Como funciona o Sirius? Para observar as estruturas, os cientistas aceleram os elétrons quase na velocidade da luz, fazendo com que percorram o túnel de 500 metros de comprimento 600 mil vezes por segundo. Depois, os elétrons são desviados para uma das estações de pesquisa, ou linhas de luz, para os experimentos.

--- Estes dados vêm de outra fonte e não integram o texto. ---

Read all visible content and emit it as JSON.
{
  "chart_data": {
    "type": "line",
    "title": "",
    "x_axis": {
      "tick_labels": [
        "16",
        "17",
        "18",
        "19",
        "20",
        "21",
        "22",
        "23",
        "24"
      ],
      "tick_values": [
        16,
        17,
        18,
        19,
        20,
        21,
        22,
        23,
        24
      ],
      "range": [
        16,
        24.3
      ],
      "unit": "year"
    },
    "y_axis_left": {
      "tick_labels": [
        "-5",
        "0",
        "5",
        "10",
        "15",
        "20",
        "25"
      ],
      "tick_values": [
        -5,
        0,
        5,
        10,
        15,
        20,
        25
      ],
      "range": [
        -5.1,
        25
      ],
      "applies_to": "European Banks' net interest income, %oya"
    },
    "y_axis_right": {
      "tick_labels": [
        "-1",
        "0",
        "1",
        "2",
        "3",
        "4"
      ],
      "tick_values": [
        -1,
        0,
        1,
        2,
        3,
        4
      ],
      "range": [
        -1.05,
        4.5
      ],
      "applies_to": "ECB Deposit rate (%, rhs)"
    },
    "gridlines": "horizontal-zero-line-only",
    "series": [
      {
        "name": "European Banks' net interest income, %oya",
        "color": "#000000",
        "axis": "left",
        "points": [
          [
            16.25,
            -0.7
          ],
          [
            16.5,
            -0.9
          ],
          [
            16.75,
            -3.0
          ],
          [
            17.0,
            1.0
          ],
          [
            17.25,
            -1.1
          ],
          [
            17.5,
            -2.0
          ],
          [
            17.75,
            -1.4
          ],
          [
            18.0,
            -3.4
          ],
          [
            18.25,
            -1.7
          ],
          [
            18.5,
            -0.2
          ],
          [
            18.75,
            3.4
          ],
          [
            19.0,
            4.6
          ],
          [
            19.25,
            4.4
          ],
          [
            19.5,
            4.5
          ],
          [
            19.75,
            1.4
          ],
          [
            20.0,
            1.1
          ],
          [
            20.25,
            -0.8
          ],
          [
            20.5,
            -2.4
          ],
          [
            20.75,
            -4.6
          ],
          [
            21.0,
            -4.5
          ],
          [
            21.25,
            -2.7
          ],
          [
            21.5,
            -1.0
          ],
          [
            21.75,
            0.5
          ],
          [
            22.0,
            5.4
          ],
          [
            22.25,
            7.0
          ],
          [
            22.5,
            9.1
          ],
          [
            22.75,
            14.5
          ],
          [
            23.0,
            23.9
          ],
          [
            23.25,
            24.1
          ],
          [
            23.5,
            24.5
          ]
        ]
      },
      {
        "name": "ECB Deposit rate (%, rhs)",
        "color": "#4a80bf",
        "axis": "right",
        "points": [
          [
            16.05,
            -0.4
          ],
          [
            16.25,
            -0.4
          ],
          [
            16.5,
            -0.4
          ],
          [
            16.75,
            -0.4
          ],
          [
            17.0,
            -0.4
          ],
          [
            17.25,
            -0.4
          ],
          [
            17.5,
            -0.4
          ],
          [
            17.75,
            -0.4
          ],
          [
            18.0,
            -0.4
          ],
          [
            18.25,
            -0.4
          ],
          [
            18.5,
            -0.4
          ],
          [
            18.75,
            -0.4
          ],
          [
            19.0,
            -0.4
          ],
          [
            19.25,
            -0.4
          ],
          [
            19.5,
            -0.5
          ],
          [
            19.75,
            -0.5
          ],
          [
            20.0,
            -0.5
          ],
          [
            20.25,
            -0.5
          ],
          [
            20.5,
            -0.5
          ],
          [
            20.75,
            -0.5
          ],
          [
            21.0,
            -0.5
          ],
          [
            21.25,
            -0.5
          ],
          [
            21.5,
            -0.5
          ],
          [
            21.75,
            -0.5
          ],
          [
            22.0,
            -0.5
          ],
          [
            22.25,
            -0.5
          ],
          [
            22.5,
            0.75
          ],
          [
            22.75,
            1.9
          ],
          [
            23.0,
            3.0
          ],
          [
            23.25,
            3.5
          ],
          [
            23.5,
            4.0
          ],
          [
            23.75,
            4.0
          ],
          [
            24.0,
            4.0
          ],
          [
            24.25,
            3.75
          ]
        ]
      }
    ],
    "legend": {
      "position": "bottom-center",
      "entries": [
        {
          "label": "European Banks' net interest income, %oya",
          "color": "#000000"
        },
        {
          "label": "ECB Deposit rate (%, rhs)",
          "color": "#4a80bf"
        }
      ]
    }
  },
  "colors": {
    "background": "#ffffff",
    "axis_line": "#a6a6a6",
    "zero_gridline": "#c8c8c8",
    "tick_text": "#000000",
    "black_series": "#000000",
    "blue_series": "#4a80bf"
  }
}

Esse desvio é realizado com a ajuda de ímãs superpotentes, e eles são responsáveis por gerar a luz síncrotron. Apesar de extremamente brilhante, ela é invisível a olho nu. Segundo os cientistas, o feixe é 30 vezes mais fino que o diâmetro de um fio de cabelo.

O Sirius faz parte do CNPEM, organização privada sem fins lucrativos que atua sob supervisão do Ministério da Ciência, Tecnologia e Inovação (MCTI), operando quatro laboratórios nacionais (biociências, biorrenováveis, nanotecnologia e luz síncrotron), e que vai construir e operar o Orion, laboratório de biossegurança máxima (NB4) de R$ 1 bilhão único no mundo.